- Born: Julie Oluwatoyin Chidozie Adenuga 1987 or 1988 (age 37–38) Tottenham, London, England
- Occupations: DJ; Radio personality;
- Years active: 2010–present
- Known for: Don't Trust the Internet; Presenter and executive producer of Now You Know with Julie Adenuga (2025);
- Relatives: Skepta (brother); Jme (brother); Jason Adenuga (brother);
- Career
- Country: United Kingdom
- Website: julieadenuga.com

= Julie Adenuga =

British radio presenter

Julie Oluwatoyin Chidozie Adenuga (born ) is a British broadcaster, radio host and the creator of Don't Trust The Internet.

== Early life ==
Adenuga was born Julie Oluwatoyin Chidozie Adenuga in Tottenham, in the London Borough of Haringey, to Nigerian parents. Her father Joseph Adenuga is from the Yoruba ethnic group while her mother Ify Adenuga is from the Igbo ethnic group. Adenuga is the younger sister of Jme and Skepta, who are both London-based Grime artists and record producers, as well as co-founders of the Boy Better Know record label. She also has a younger brother: Jason Adenuga, an animator.

==Early career==
Adenuga made her debut in the music industry in 2010, when she joined London community radio station Rinse FM and then went on to present the drive time show.

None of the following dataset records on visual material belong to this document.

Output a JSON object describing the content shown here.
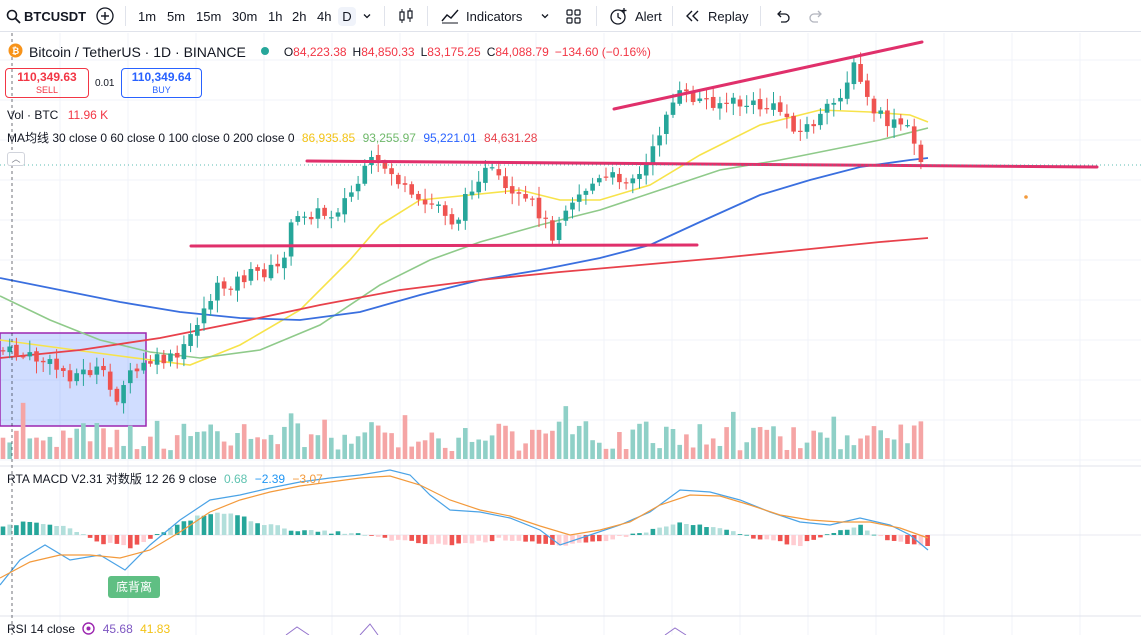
{
  "toolbar": {
    "symbol": "BTCUSDT",
    "timeframes": [
      "1m",
      "5m",
      "15m",
      "30m",
      "1h",
      "2h",
      "4h",
      "D"
    ],
    "active_timeframe": "D",
    "indicators_label": "Indicators",
    "alert_label": "Alert",
    "replay_label": "Replay"
  },
  "legend": {
    "title": "Bitcoin / TetherUS · 1D · BINANCE",
    "open_label": "O",
    "open": "84,223.38",
    "high_label": "H",
    "high": "84,850.33",
    "low_label": "L",
    "low": "83,175.25",
    "close_label": "C",
    "close": "84,088.79",
    "change": "−134.60 (−0.16%)"
  },
  "trade": {
    "sell_price": "110,349.63",
    "sell_label": "SELL",
    "buy_price": "110,349.64",
    "buy_label": "BUY",
    "spread": "0.01"
  },
  "volume_legend": {
    "label": "Vol · BTC",
    "value": "11.96 K"
  },
  "ma_legend": {
    "label": "MA均线 30 close 0 60 close 0 100 close 0 200 close 0",
    "values": [
      "86,935.85",
      "93,255.97",
      "95,221.01",
      "84,631.28"
    ]
  },
  "macd_legend": {
    "label": "RTA MACD V2.31 对数版 12 26 9 close",
    "values": [
      "0.68",
      "−2.39",
      "−3.07"
    ]
  },
  "rsi_legend": {
    "label": "RSI 14 close",
    "values": [
      "45.68",
      "41.83"
    ]
  },
  "divergence_badge": "底背离",
  "colors": {
    "up": "#26a69a",
    "down": "#ef5350",
    "vol_up": "#8fd0c7",
    "vol_down": "#f5a5a5",
    "ma30": "#f7e34a",
    "ma60": "#8fca8a",
    "ma100": "#3a6fdf",
    "ma200": "#e8414b",
    "trendline": "#e0306b",
    "macd": "#4ba3e6",
    "signal": "#f39a3c",
    "box": "#9c27b0"
  },
  "chart_data": {
    "type": "candlestick",
    "title": "Bitcoin / TetherUS · 1D · BINANCE",
    "series": [
      {
        "name": "BTCUSDT",
        "values": []
      }
    ]
  }
}
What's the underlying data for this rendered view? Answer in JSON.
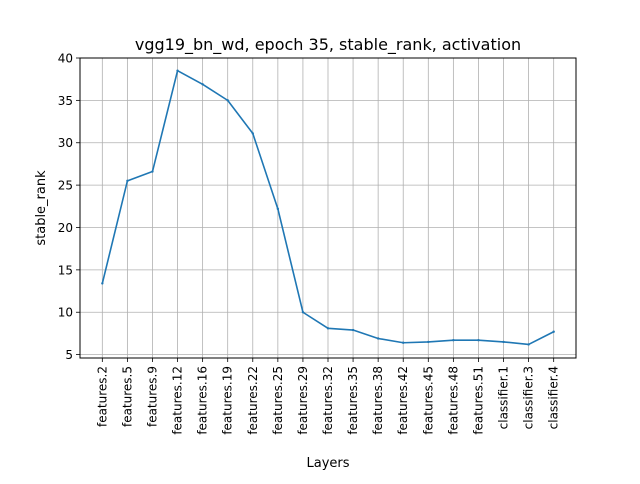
{
  "chart_data": {
    "type": "line",
    "title": "vgg19_bn_wd, epoch 35, stable_rank, activation",
    "xlabel": "Layers",
    "ylabel": "stable_rank",
    "ylim": [
      4.6,
      40
    ],
    "yticks": [
      5,
      10,
      15,
      20,
      25,
      30,
      35,
      40
    ],
    "grid": true,
    "categories": [
      "features.2",
      "features.5",
      "features.9",
      "features.12",
      "features.16",
      "features.19",
      "features.22",
      "features.25",
      "features.29",
      "features.32",
      "features.35",
      "features.38",
      "features.42",
      "features.45",
      "features.48",
      "features.51",
      "classifier.1",
      "classifier.3",
      "classifier.4"
    ],
    "series": [
      {
        "name": "stable_rank",
        "color": "#1f77b4",
        "values": [
          13.4,
          25.5,
          26.6,
          38.5,
          36.9,
          35.0,
          31.1,
          22.2,
          10.0,
          8.1,
          7.9,
          6.9,
          6.4,
          6.5,
          6.7,
          6.7,
          6.5,
          6.2,
          7.7
        ]
      }
    ]
  }
}
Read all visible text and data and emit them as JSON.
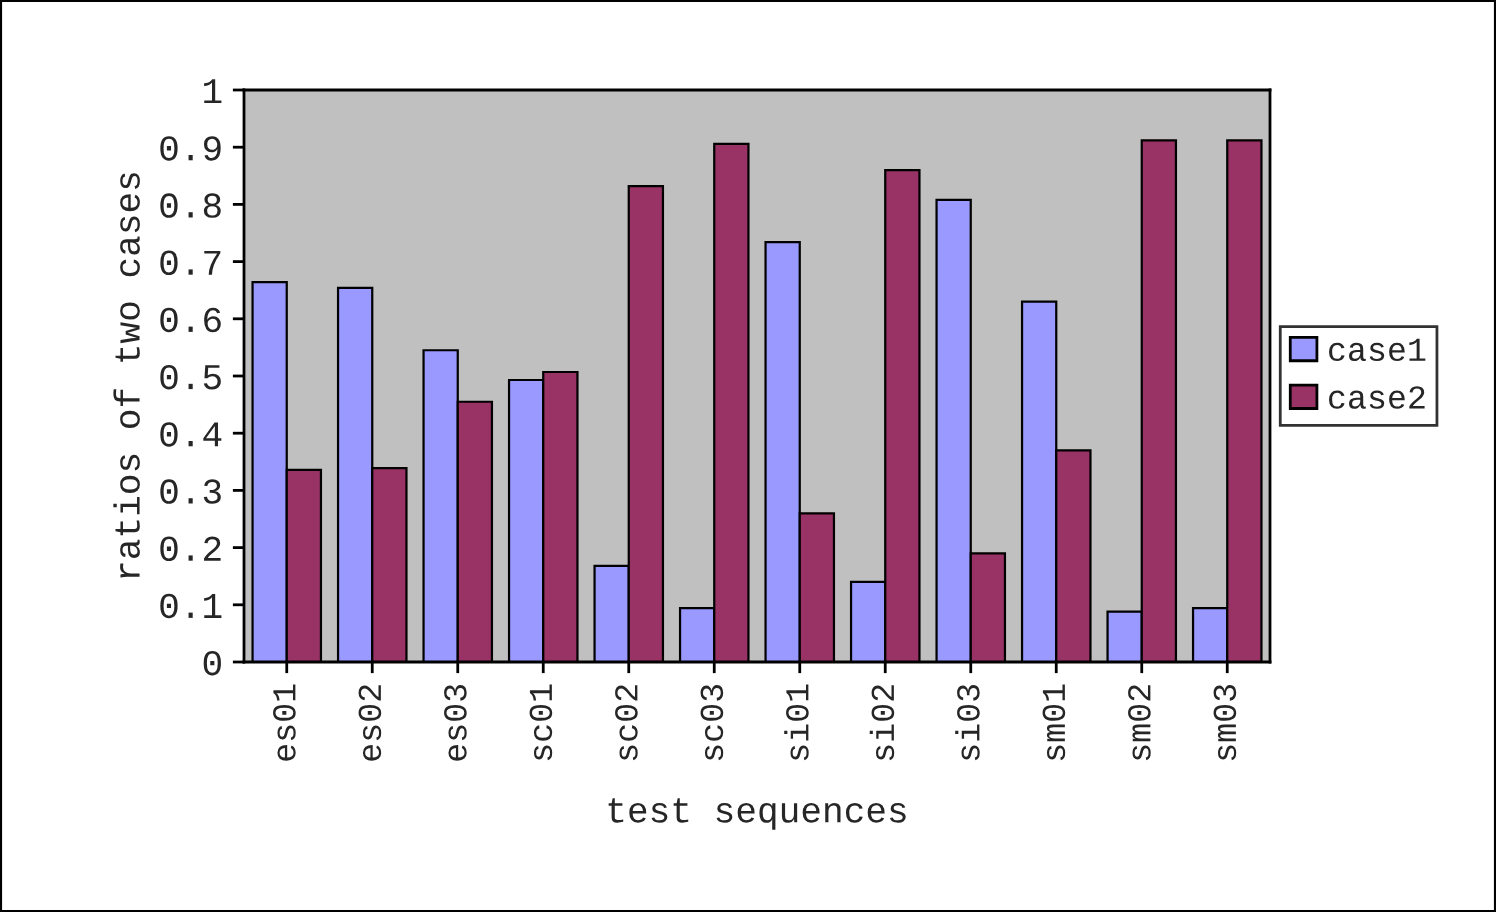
{
  "chart_data": {
    "type": "bar",
    "xlabel": "test sequences",
    "ylabel": "ratios of two cases",
    "categories": [
      "es01",
      "es02",
      "es03",
      "sc01",
      "sc02",
      "sc03",
      "si01",
      "si02",
      "si03",
      "sm01",
      "sm02",
      "sm03"
    ],
    "series": [
      {
        "name": "case1",
        "color": "#9999ff",
        "values": [
          0.664,
          0.654,
          0.545,
          0.493,
          0.168,
          0.094,
          0.734,
          0.14,
          0.808,
          0.63,
          0.088,
          0.094
        ]
      },
      {
        "name": "case2",
        "color": "#993366",
        "values": [
          0.336,
          0.339,
          0.455,
          0.507,
          0.832,
          0.906,
          0.26,
          0.86,
          0.19,
          0.37,
          0.912,
          0.912
        ]
      }
    ],
    "ylim": [
      0,
      1
    ],
    "yticks": [
      0,
      0.1,
      0.2,
      0.3,
      0.4,
      0.5,
      0.6,
      0.7,
      0.8,
      0.9,
      1
    ],
    "grid": false,
    "legend": "right"
  }
}
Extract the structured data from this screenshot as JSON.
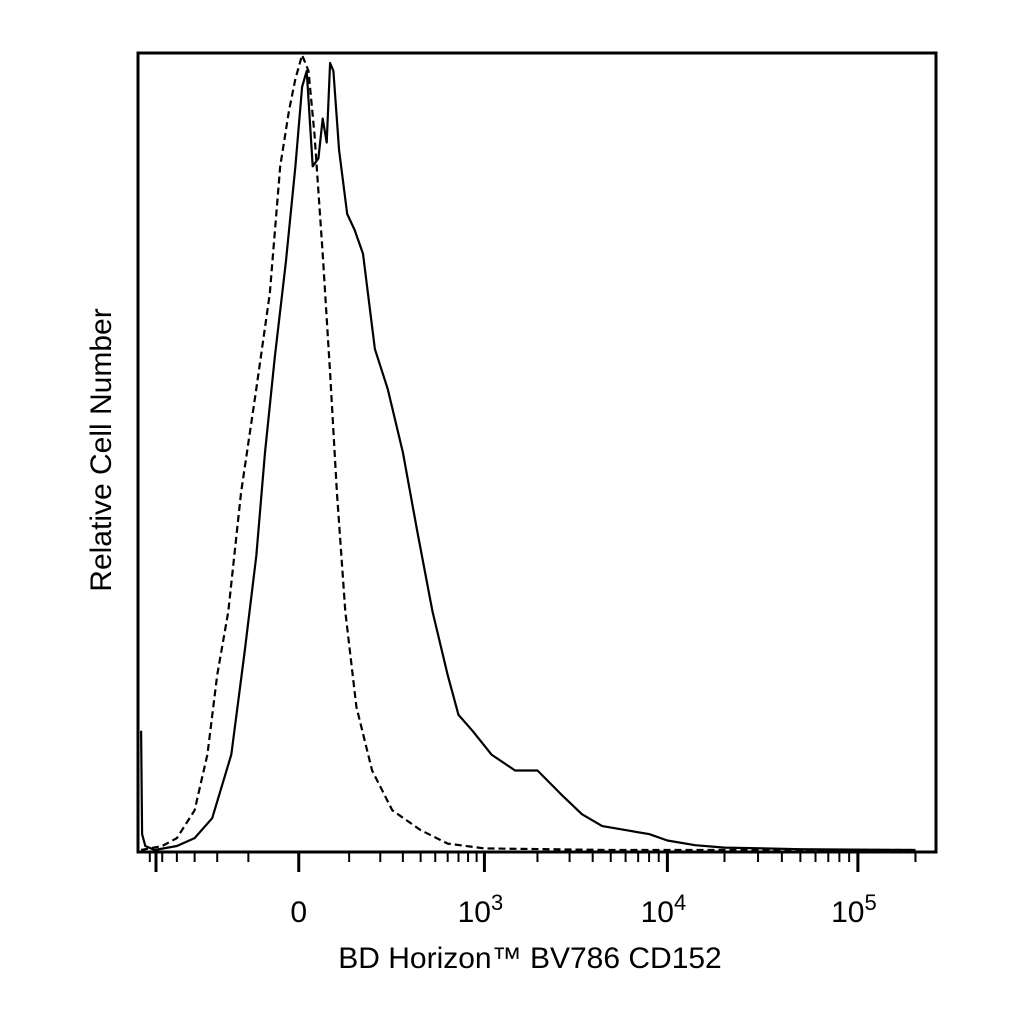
{
  "chart_data": {
    "type": "line",
    "title": "",
    "xlabel": "BD Horizon™ BV786 CD152",
    "ylabel": "Relative Cell Number",
    "x_scale": "biexponential",
    "x_ticks": [
      {
        "value": 0,
        "base": "0",
        "exp": ""
      },
      {
        "value": 1000,
        "base": "10",
        "exp": "3"
      },
      {
        "value": 10000,
        "base": "10",
        "exp": "4"
      },
      {
        "value": 100000,
        "base": "10",
        "exp": "5"
      }
    ],
    "xlim": [
      -700,
      250000
    ],
    "ylim": [
      0,
      100
    ],
    "grid": false,
    "legend": "none",
    "series": [
      {
        "style": "solid",
        "color": "#000000",
        "points": [
          [
            -680,
            15
          ],
          [
            -670,
            2
          ],
          [
            -640,
            0.5
          ],
          [
            -560,
            0
          ],
          [
            -400,
            0.5
          ],
          [
            -300,
            1.5
          ],
          [
            -220,
            4
          ],
          [
            -150,
            12
          ],
          [
            -110,
            25
          ],
          [
            -80,
            37
          ],
          [
            -60,
            50
          ],
          [
            -40,
            62
          ],
          [
            -20,
            74
          ],
          [
            -5,
            86
          ],
          [
            5,
            96
          ],
          [
            12,
            98
          ],
          [
            22,
            86
          ],
          [
            32,
            87
          ],
          [
            40,
            92
          ],
          [
            48,
            89
          ],
          [
            55,
            99
          ],
          [
            62,
            98
          ],
          [
            75,
            88
          ],
          [
            95,
            80
          ],
          [
            115,
            78
          ],
          [
            140,
            75
          ],
          [
            180,
            63
          ],
          [
            230,
            58
          ],
          [
            300,
            50
          ],
          [
            380,
            40
          ],
          [
            480,
            30
          ],
          [
            600,
            22
          ],
          [
            700,
            17
          ],
          [
            850,
            15
          ],
          [
            1100,
            12
          ],
          [
            1500,
            10
          ],
          [
            2000,
            10
          ],
          [
            2700,
            7
          ],
          [
            3500,
            4.5
          ],
          [
            4500,
            3
          ],
          [
            6000,
            2.5
          ],
          [
            8000,
            2
          ],
          [
            10000,
            1.2
          ],
          [
            14000,
            0.6
          ],
          [
            20000,
            0.3
          ],
          [
            50000,
            0.1
          ],
          [
            200000,
            0
          ]
        ]
      },
      {
        "style": "dashed",
        "color": "#000000",
        "points": [
          [
            -680,
            0
          ],
          [
            -500,
            0.5
          ],
          [
            -400,
            1.5
          ],
          [
            -300,
            5
          ],
          [
            -240,
            12
          ],
          [
            -200,
            22
          ],
          [
            -160,
            30
          ],
          [
            -120,
            45
          ],
          [
            -80,
            58
          ],
          [
            -50,
            70
          ],
          [
            -30,
            86
          ],
          [
            -15,
            93
          ],
          [
            -5,
            97
          ],
          [
            5,
            100
          ],
          [
            15,
            98
          ],
          [
            25,
            90
          ],
          [
            40,
            75
          ],
          [
            55,
            60
          ],
          [
            70,
            45
          ],
          [
            90,
            30
          ],
          [
            120,
            18
          ],
          [
            170,
            10
          ],
          [
            250,
            5
          ],
          [
            400,
            2.5
          ],
          [
            600,
            0.8
          ],
          [
            1000,
            0.2
          ],
          [
            5000,
            0
          ],
          [
            200000,
            0
          ]
        ]
      }
    ]
  }
}
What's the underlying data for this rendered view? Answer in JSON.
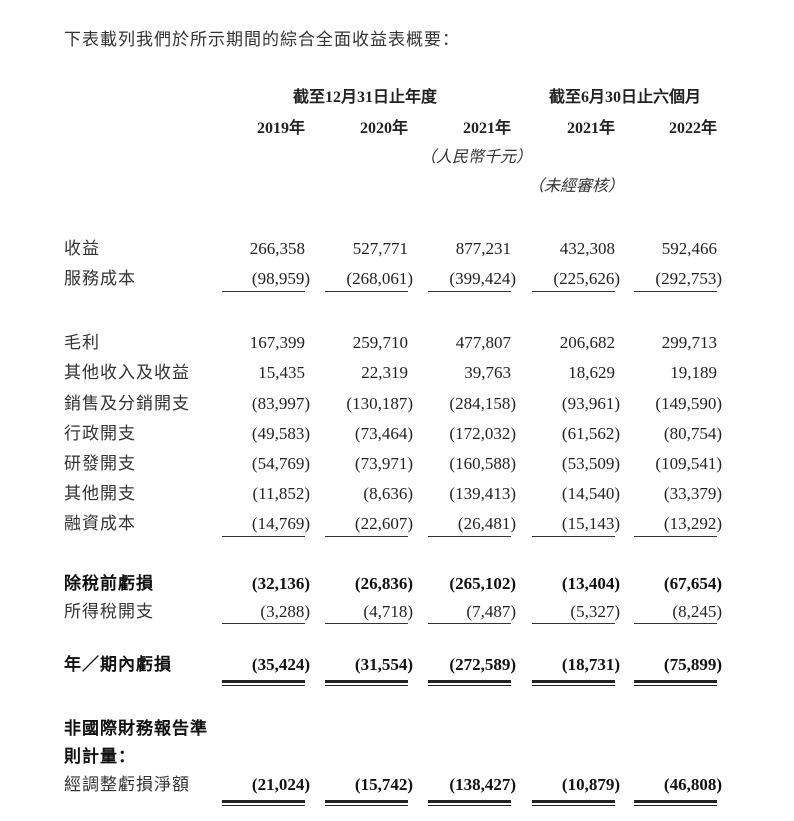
{
  "intro": "下表載列我們於所示期間的綜合全面收益表概要：",
  "header": {
    "group_year": "截至12月31日止年度",
    "group_half": "截至6月30日止六個月",
    "columns": [
      "2019年",
      "2020年",
      "2021年",
      "2021年",
      "2022年"
    ],
    "currency_note": "（人民幣千元）",
    "unaudited_note": "（未經審核）"
  },
  "rows": [
    {
      "label": "收益",
      "values": [
        "266,358",
        "527,771",
        "877,231",
        "432,308",
        "592,466"
      ]
    },
    {
      "label": "服務成本",
      "values": [
        "(98,959)",
        "(268,061)",
        "(399,424)",
        "(225,626)",
        "(292,753)"
      ]
    },
    {
      "label": "毛利",
      "values": [
        "167,399",
        "259,710",
        "477,807",
        "206,682",
        "299,713"
      ]
    },
    {
      "label": "其他收入及收益",
      "values": [
        "15,435",
        "22,319",
        "39,763",
        "18,629",
        "19,189"
      ]
    },
    {
      "label": "銷售及分銷開支",
      "values": [
        "(83,997)",
        "(130,187)",
        "(284,158)",
        "(93,961)",
        "(149,590)"
      ]
    },
    {
      "label": "行政開支",
      "values": [
        "(49,583)",
        "(73,464)",
        "(172,032)",
        "(61,562)",
        "(80,754)"
      ]
    },
    {
      "label": "研發開支",
      "values": [
        "(54,769)",
        "(73,971)",
        "(160,588)",
        "(53,509)",
        "(109,541)"
      ]
    },
    {
      "label": "其他開支",
      "values": [
        "(11,852)",
        "(8,636)",
        "(139,413)",
        "(14,540)",
        "(33,379)"
      ]
    },
    {
      "label": "融資成本",
      "values": [
        "(14,769)",
        "(22,607)",
        "(26,481)",
        "(15,143)",
        "(13,292)"
      ]
    },
    {
      "label": "除稅前虧損",
      "values": [
        "(32,136)",
        "(26,836)",
        "(265,102)",
        "(13,404)",
        "(67,654)"
      ],
      "bold": true
    },
    {
      "label": "所得稅開支",
      "values": [
        "(3,288)",
        "(4,718)",
        "(7,487)",
        "(5,327)",
        "(8,245)"
      ]
    },
    {
      "label": "年／期內虧損",
      "values": [
        "(35,424)",
        "(31,554)",
        "(272,589)",
        "(18,731)",
        "(75,899)"
      ],
      "bold": true
    },
    {
      "label": "非國際財務報告準",
      "values": null,
      "bold": true
    },
    {
      "label": "則計量：",
      "values": null,
      "bold": true
    },
    {
      "label": "經調整虧損淨額",
      "values": [
        "(21,024)",
        "(15,742)",
        "(138,427)",
        "(10,879)",
        "(46,808)"
      ],
      "bold_values": true
    }
  ]
}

In 2014, she created and hosted a music television show on Channel AKA and Dailymotion called Play It, which serves as a platform for UK rap and grime artists as well as singers and poets. Adenuga recently started a YouTube interview series, featuring artists such UK grime and rap artist Stormzy. As well as this, she hosted Vice Magazine's online offshoot, Noisey's, Grime Karaoke.

As part of the 2015 Apple WWDC keynote, Adenuga was introduced as the London headline host of Beats 1 radio. Beats 1 is the global radio service from Apple Music.

To add to her presenting accolades, Adenuga wrote and presented Skepta's 'Greatness Only' documentary for Noisey. Her talents have been noted and recognised with mentions in Forbes 2017 Europe 30 under 30, in Debrett's 500 List: Music.

In 2020, Adenuga launched Don't Trust the Internet (DTTI), a creative media house that produces shows such as Julie's Top 5.

In early 2021, she began co-hosting MTV's Catfish UK: The TV Show, the UK version of the U.S. show, alongside Oobah Butler. Adenuga left the show after only one season.

== Selected interviews ==
Julie Adenuga has conducted interviews with rappers, singer-songwriters, record producers, authors and creatives including Stormzy, Jay-Z, Jorja Smith, Pharrell Williams, Skepta, Wizkid, Cruel Santino, Cardi B, Kojo Funds, Burna Boy, Erykah Badu, Snazzy the Optimist, Billie Eilish, Megan Thee Stallion, Grace Ladoja, Greatness Dex, Wavy the Creator, Not3s, Candice Carty-Williams, Odunsi the Engine, Stefflon Don, Ify Adenuga, Big Narstie, Mr Eazi, and Ghostpoet.